The Magnus Effect Equation

On the left side of the Magnus effect equation is Fm. This is the total downward force that acts on the ball, or the total effect of topspin placed on the tennis ball. The larger this number, the better. On the right side of the Magnus force equation, there are a bunch of variables that are multiplied together, so we can see that the total downward force depends on a number of different things. Let’s look at each one individually.

First, we have 1/2p. p stands for the density of the air that the tennis ball is moving through. Given that we divide the density of air in half here, and that air is not a dense substance to begin with, it would logically seem that air density really isn’t a huge factor in determining the total topspin effect we can get out of a tennis ball. Air density might vary because of temperature (the hotter it is outside, the less dense the air is) or altitude (the higher above sea level you go, the less dense the air gets). Indeed, various experiments have shown that as far as a spinning tennis ball is concerned, even relatively large natural variations in air density don’t really affect how hard the force generated by topspin can push a tennis ball downwards.
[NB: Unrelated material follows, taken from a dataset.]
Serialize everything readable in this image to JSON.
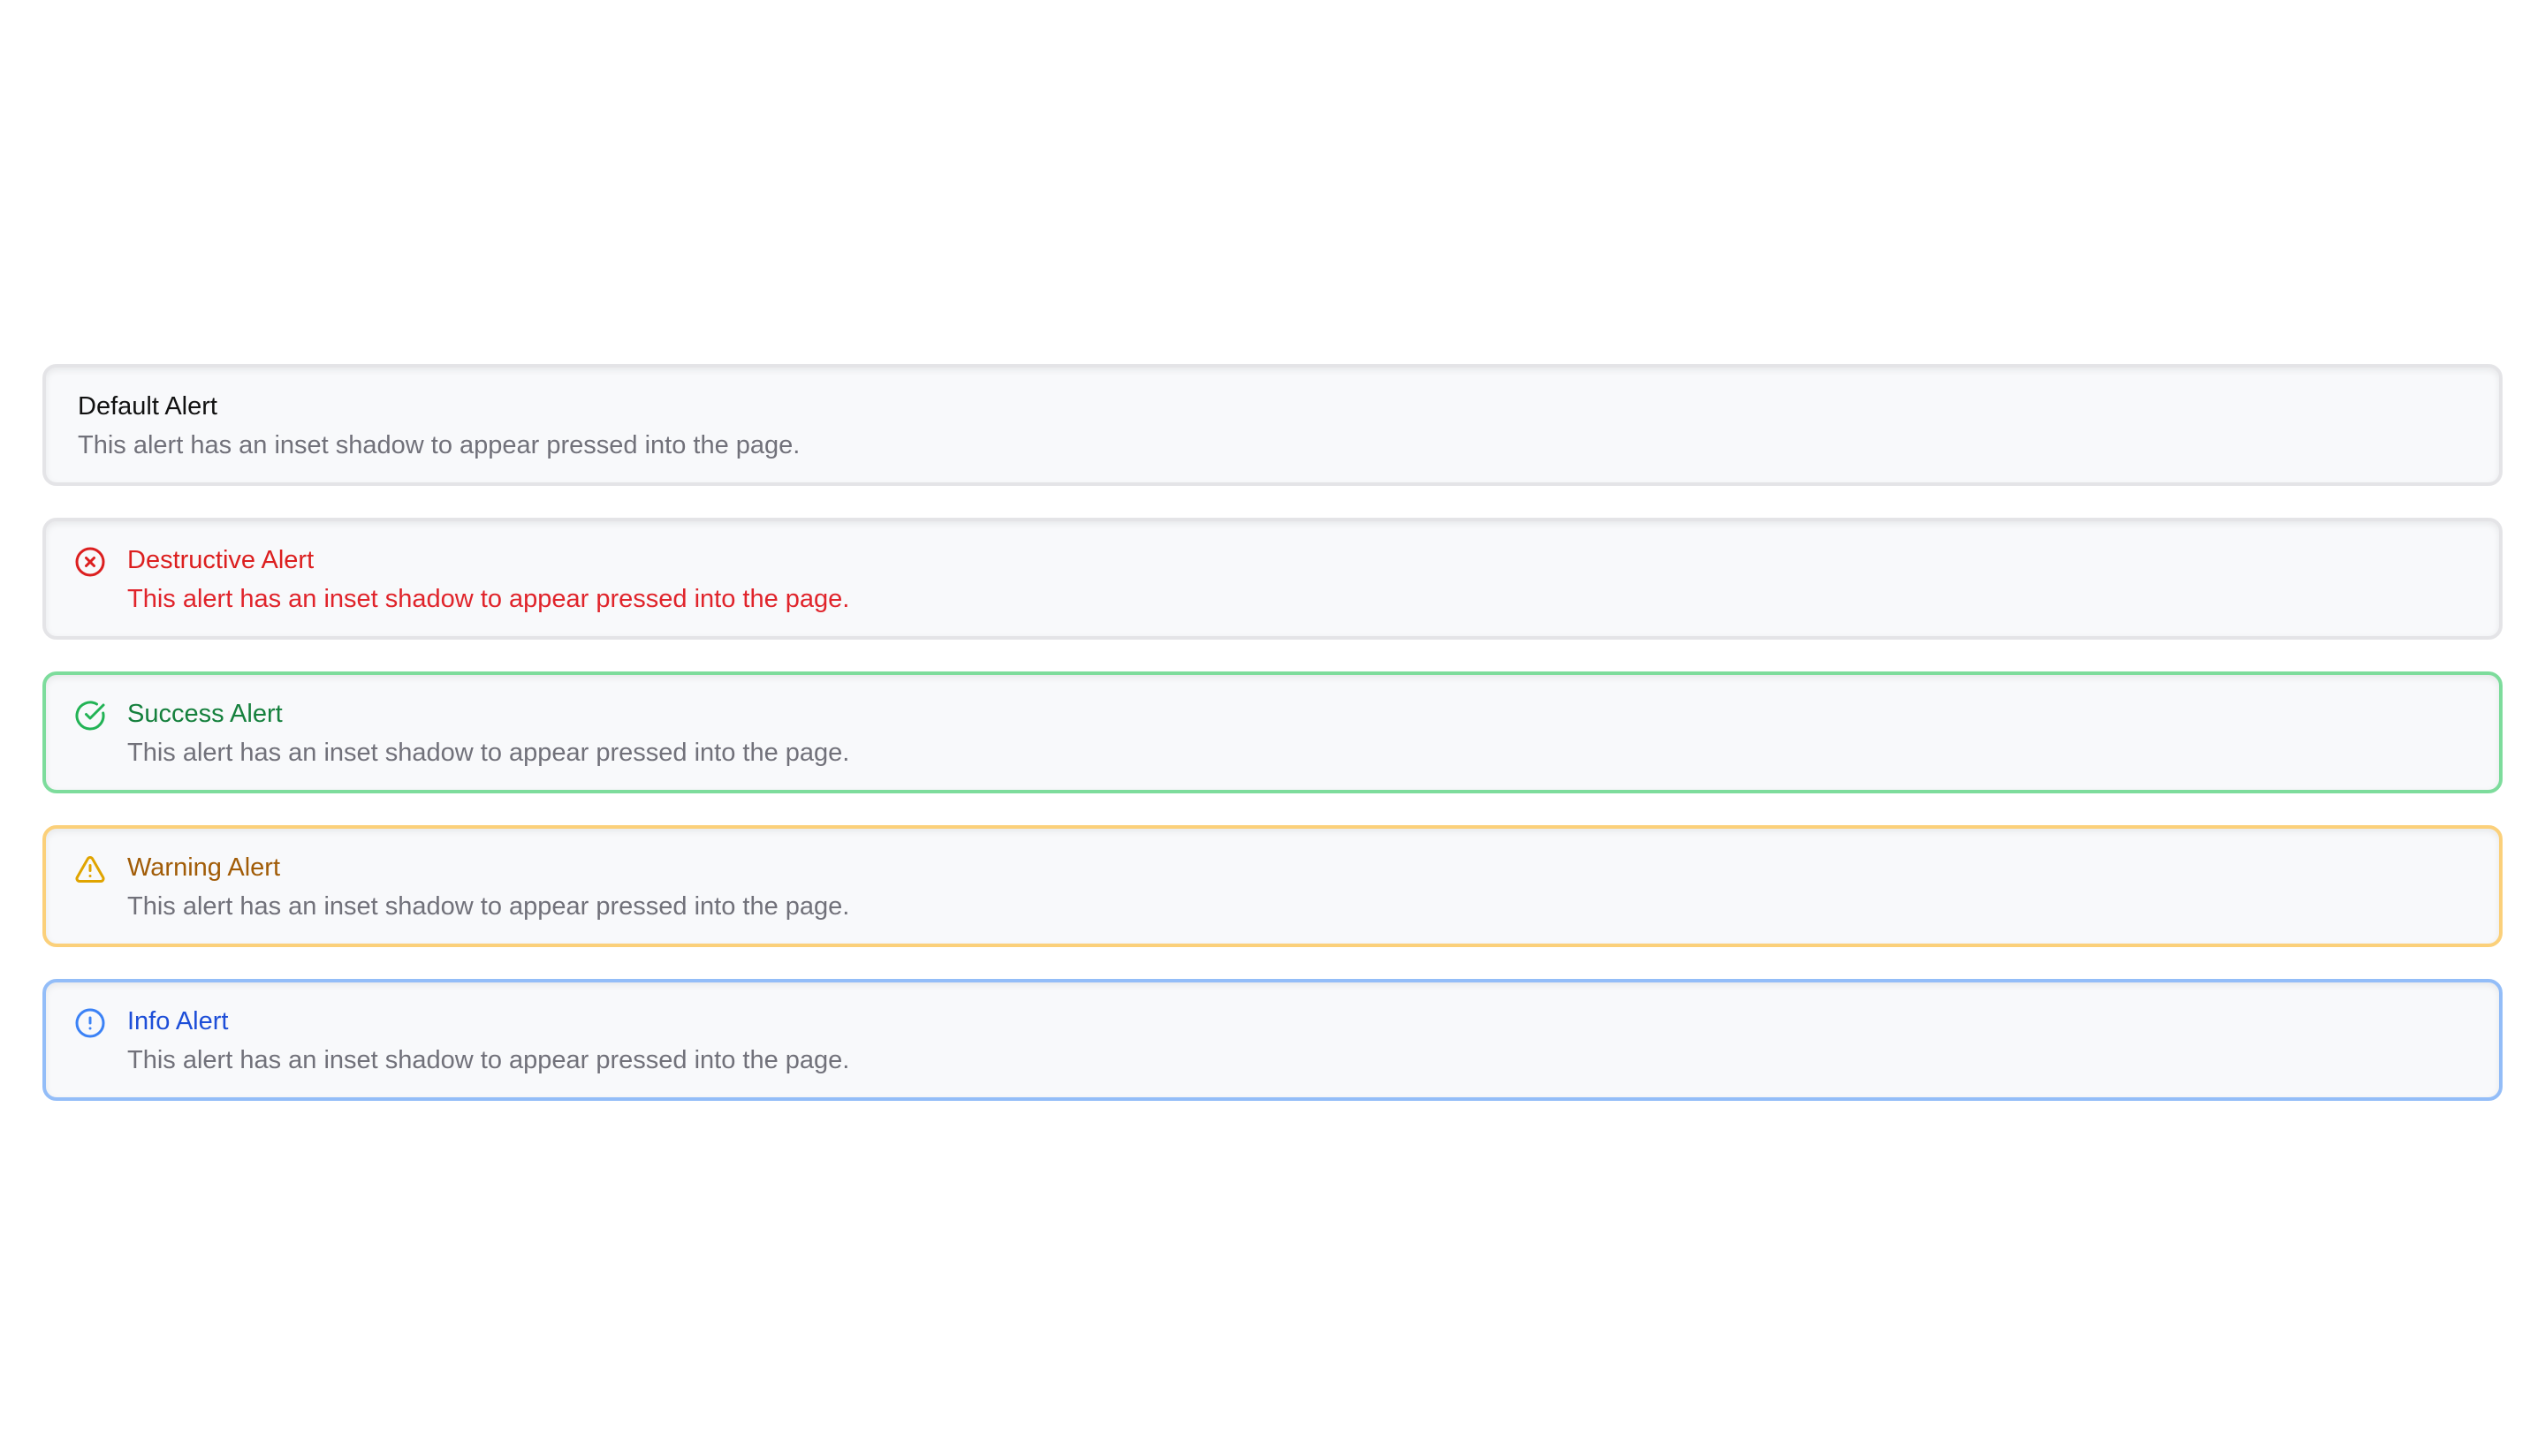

The next coefficient in the Magnus force equation is V2. V stands for the velocity at which the tennis ball is moving through the air. How hard you hit the ball is important in determining the downward force from topspin because the faster the tennis ball goes through the air, the greater the forces of drag acting on it, and thus the greater the resulting downward force from topspin. This explains how players are able to hit serves at 155mph and still place the ball inside the service box, or how Gael Monfils can hit a forehand at almost 120mph and still have the ball land in. There is a limit to this effect due to the particular characteristics of the tennis ball (fuzz and seam lines). Past a certain speed, the velocity of the ball becomes relatively less important, not to mention the fact that hitting harder is more difficult to control. Also, if you hit a serve at 155mph, the ball spends 25% less time in the air than a ball hit at 100 mph, which means the ball has less time to “move” downward due to any spin you place on it. To get the maximum effect from a topspin serve you only need to hit the ball at about 100 mph, well within the abilities of skilled club-level players (3.5-4.0+). The same holds true in baseball: Because of the particular characteristics of the baseball (stitches, surface texture) you actually get more ball deflection force from spin by throwing a curveball at 90 mph than you do at 100mph.

A (also sometimes abbreviated “S”) stands for the cross-sectional area of the tennis ball, which is a constant number because all tennis balls are the same size.

Cl stands for the coefficient of lift, which is a number that is derived from another equation. We won’t go into the details of that equation here because it involves differential calculus and a fluid dynamics coefficient called the Reynolds number. Suffice it to say that the coefficient of lift is derived largely from the angular velocity of the tennis ball, i.e. how fast it is spinning. Hands down, the amount of topspin placed on the ball is the single most important factor in determining how hard the ball will be pushed downward.